Round 1: Problem Sets
The only reason students still buy textbooks. While teachers hope their pupils read the chapter before going to lecture, my experience says otherwise. (Note to any of my former professors  reading this: I, of course, was the exception to this rule.) To test this questions I worked through multiple questions from each book in the same chapter.

Each textbook has the problems broken up into different types. For the 1st edition it is Questions, Cases, and Problems. In the 13th edition it is Questions, Brief Exercises, Exercises, Problems and Concepts for Analysis.  Many of the questions found in the 1st edition are still found verbatim in the 13th. <Point 1st Edition> However the development of the Brief Exercises and Exercises help students ease into the homework before being hit by the complex laborious Problems. Some of which take an hour to complete. <Point 13th Edition> Finally, one of the things that I was surprised to find in the first edition was a selection on the inside cover called "Checklist of Key figures". Brilliantly, it gives key check numbers from about half of the questions in the chapter. These numbers aren't always the answer that is asked for but it does help students know if they are doing it right. <Point 1st Edition>

Round 2: Examples

In lecture, it all makes sense. Everything the Professor did on the board seemed simple and logical. Then the night before the assignment is due, panic sets in and the spine of the textbook is cracked. I am basing the quality of examples on their accessibility and their usefulness in completing the questions at the end of the chapter.

I chose to focus on a chapter that covers a topic where the rules have not changed much over the past 40 years: Depreciation. To my surprise almost nothing has changed. The examples found in the first edition are mirrored word for word, number for number in the thirteenth edition. It is pretty amazing that authors could write examples 40 years ago what don't merit any changes for a modern audience  <Point 1st Edition>  But equally as amazing is that the publishers resisted the urge to change the examples. Allowing students who have older editions to follow along as instructors work through the example.  <Point 13th Edition>  (If you were curious I said almost nothing changed. The one change is the example in the 1st edition was Barek's Mining Company and in the 13th it was Stanley's Mining Company)


Round 3: AccessibilityThe final round will look at the rest of the book. Do all the words that fill these 1000+ pages help? How good is the book at introducing topics to a novice? Are the pretty pictures helpful? Necessary?


Similar to my findings in the example round, the text of both books are eerily similar. Sentence after sentence is mirrored. Occasionally, the thirteenth edition adds modern references, but they seem so superfluous that I can't award any points for it. Picture wise the books are again a dead heat.
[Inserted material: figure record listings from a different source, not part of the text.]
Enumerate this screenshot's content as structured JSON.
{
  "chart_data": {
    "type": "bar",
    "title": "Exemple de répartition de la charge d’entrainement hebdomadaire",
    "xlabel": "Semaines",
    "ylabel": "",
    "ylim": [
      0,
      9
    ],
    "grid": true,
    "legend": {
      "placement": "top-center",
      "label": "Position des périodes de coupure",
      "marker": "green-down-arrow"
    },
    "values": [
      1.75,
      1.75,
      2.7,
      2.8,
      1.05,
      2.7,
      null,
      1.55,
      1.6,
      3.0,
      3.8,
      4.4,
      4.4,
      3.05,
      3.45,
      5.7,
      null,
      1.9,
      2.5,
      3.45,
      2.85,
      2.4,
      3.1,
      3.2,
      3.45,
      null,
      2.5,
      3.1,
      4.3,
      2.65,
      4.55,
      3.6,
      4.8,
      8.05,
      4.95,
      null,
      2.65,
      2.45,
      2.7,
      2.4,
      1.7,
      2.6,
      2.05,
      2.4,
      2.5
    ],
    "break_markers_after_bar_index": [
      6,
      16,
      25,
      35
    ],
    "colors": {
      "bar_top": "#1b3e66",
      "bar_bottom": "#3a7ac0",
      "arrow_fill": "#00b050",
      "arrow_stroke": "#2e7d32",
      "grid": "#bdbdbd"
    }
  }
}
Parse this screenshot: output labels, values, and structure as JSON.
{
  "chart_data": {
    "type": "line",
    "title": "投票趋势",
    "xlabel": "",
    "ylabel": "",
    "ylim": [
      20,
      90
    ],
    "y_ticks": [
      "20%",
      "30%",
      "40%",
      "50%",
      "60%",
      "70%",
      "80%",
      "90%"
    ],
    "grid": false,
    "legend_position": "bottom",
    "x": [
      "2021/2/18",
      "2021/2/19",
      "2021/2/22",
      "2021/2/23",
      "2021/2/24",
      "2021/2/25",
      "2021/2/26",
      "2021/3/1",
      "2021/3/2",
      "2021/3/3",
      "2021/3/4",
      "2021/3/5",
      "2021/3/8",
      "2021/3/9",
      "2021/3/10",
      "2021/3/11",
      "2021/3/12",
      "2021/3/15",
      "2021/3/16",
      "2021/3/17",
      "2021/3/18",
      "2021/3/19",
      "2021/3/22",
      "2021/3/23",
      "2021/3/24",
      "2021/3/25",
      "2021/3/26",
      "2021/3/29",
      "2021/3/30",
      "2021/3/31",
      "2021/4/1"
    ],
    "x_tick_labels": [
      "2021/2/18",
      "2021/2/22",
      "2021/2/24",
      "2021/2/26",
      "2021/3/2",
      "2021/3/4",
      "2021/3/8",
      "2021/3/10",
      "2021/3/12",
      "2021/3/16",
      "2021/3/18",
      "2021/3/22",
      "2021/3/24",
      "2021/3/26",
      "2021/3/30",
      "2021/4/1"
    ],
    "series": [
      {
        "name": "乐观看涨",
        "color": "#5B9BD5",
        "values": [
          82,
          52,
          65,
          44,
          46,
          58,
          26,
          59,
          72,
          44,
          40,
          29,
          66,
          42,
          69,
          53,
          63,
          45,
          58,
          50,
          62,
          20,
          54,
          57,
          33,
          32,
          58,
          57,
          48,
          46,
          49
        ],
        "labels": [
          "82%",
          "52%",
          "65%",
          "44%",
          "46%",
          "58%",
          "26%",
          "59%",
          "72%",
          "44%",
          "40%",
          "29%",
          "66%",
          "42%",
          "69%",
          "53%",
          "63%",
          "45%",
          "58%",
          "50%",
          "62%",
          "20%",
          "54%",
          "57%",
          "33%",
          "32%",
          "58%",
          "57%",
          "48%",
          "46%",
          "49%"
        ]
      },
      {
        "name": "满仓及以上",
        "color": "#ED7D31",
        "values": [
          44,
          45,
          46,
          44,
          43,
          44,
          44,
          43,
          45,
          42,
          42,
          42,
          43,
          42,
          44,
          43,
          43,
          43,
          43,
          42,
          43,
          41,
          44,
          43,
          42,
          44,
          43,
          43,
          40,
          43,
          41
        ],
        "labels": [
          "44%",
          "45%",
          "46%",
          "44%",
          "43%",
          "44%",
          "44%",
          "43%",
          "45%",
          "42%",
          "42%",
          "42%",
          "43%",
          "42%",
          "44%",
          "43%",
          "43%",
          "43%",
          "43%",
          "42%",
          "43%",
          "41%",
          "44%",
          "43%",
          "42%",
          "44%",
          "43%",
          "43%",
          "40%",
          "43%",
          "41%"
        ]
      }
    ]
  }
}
The colored in text-boxes of the thirteenth edition are equally as striking to they eye as grayed out text-boxes in the first edition.

Winner: 1st Edition

Editor's Note: Earlier I praised the 1st edition for its checklist of key figures. I found it rather ingenious. Especially now,  I study for certification exams. As I go back and practice, I have no idea whether I was right or wrong unless I beg former professors to check their answer bank. But I sadly learned that my favorite feature did not survive into the second edition. Replaced with a list of Official Accounting Pronouncements.